Dimitri Griko, the chief investment officer of Fixed Income at EG Capital Advisors, said the emerging market corporate high yield debt market is also expanding, which bodes well for EGCA’s debt fund.

He said: “The (emerging market corporate high yield debt) asset class as a whole looks very attractive. Some ten years ago there were about $200bn of external emerging markets high yield bonds outstanding whereas now the size is coming closer to $1tn and there are thousands of issues out there.”

Griko continued: “Emerging Markets corporate high yield credit has relatively low correlation to other risky asset classes. Correlation to global equities for example is 45% whereas US High Yield bond’s correlation is about 60-70%.”

Griko has 16 years’ asset management experience, having worked at Everest Asset Management, Sanno Point Capital Management and Deutsche Bank, where he was a senior trader on the New York convertibles desk.

He continued: “The asset class is very attractive from a risk-return perspective. Defaults are almost two times lower than in US corporate high Yield debt.

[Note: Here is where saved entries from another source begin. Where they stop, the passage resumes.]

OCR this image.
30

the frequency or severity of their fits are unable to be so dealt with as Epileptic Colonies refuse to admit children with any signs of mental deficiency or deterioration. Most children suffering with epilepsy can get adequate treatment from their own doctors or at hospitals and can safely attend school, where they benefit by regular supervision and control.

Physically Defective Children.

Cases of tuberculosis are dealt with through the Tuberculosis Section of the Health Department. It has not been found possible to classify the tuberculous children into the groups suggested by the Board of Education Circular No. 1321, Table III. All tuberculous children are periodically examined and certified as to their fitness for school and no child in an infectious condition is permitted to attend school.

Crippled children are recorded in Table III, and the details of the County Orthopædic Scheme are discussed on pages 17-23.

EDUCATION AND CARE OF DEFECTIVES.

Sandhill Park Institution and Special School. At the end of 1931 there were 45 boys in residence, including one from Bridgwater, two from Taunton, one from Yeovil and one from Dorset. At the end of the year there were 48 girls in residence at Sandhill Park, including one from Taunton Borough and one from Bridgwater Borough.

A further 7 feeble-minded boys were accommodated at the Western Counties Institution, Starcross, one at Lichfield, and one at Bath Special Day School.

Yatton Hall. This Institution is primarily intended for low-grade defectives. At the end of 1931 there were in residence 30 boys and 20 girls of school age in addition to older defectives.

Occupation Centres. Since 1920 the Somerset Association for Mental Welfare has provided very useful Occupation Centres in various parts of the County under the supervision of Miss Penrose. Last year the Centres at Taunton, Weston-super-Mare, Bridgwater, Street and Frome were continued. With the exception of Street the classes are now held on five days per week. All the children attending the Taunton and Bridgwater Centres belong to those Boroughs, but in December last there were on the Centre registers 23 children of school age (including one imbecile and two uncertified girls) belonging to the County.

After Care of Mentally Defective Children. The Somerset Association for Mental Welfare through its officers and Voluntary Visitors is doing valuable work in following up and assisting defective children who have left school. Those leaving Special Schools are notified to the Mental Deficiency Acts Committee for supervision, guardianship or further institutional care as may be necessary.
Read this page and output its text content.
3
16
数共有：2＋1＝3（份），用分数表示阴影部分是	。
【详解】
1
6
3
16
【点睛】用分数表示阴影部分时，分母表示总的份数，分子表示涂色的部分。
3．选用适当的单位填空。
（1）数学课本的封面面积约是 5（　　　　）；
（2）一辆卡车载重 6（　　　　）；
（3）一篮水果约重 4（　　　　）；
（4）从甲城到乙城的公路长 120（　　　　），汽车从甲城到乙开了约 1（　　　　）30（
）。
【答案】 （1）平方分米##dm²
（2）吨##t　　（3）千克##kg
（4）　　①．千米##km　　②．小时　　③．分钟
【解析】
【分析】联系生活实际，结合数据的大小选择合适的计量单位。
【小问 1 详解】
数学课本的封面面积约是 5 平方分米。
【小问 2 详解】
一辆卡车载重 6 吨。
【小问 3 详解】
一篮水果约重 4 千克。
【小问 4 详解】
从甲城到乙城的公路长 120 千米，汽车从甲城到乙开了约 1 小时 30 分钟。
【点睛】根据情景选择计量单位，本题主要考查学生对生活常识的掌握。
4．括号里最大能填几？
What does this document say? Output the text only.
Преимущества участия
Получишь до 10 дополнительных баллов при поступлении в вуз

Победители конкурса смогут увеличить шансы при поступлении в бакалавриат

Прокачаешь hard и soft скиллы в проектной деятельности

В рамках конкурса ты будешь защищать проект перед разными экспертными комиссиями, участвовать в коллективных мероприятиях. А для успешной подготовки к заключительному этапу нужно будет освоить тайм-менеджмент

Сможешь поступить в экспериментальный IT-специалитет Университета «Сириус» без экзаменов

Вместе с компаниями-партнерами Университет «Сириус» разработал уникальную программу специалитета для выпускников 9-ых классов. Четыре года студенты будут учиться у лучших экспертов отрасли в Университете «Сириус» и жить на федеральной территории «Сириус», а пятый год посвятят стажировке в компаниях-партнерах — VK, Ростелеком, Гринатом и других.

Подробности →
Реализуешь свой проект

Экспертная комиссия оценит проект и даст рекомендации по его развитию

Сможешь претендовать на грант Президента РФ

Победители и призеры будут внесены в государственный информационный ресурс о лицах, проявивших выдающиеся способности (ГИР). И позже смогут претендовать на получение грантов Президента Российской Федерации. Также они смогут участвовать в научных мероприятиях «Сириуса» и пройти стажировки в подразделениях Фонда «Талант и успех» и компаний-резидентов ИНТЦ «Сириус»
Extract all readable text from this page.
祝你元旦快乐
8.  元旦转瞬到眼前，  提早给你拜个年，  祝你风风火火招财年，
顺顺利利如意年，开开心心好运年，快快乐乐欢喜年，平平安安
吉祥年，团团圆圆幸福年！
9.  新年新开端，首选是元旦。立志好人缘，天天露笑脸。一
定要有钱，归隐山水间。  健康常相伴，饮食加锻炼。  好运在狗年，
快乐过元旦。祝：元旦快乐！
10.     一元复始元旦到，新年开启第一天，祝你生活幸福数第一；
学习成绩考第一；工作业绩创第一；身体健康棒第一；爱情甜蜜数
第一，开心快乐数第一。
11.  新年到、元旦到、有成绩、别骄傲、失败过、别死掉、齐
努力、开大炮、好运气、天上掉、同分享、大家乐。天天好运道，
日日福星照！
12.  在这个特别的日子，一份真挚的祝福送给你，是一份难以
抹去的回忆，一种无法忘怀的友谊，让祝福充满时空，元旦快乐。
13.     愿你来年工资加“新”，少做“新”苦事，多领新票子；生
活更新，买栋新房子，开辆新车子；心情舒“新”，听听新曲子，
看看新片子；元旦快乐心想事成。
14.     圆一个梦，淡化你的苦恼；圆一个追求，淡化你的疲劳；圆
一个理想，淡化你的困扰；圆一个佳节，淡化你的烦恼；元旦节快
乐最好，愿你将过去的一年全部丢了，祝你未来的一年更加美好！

So effectively, given that emerging market yields are higher, we are getting paid more for taking on less risk.”

The fund does not have sector or country biases, said Griko, “rather we look at fundamentals of each individual issuer and base our allocations on the number of attractive issuers within each country or industry”.

Based on fundamentals however, the fund has a relatively low exposure to financials.

Griko said: “The asset class structure is such, that about 30% of it are financials which have low transparency on what risks they carry on their books, low recovery values in case of defaults and are often the hardest hit in the event of economic downturn.  We therefore tend to be aggressively underweight financials.”

EGCA said the fund considers many factors before it will think about allocating capital to a debt instrument and currently only has investments in fewer than 80 names, with six analysts tracking about 150 issuers “very closely”.

“There are many attributes that we consider when looking at a new name, including understanding our downside and what the recovery values would be and whether that recovery can be actually realised,” Griko said. “We conduct detailed research which includes understanding the business risks, management and the shareholders, capital structure, financial risks, covenants and much more.”

Alexander Mints is keen to grow EGCA’s two flagship funds, partly to enable further innovation.

“Looking ahead, we are looking at a number of fixed income opportunities linked to emerging market debt and we are not going to stray far from that.”

The EGCA joint chief added: “We are looking at a special situations in emerging market debt and a low volatility product that has the same base structure with a hedging strategy to control volatility.”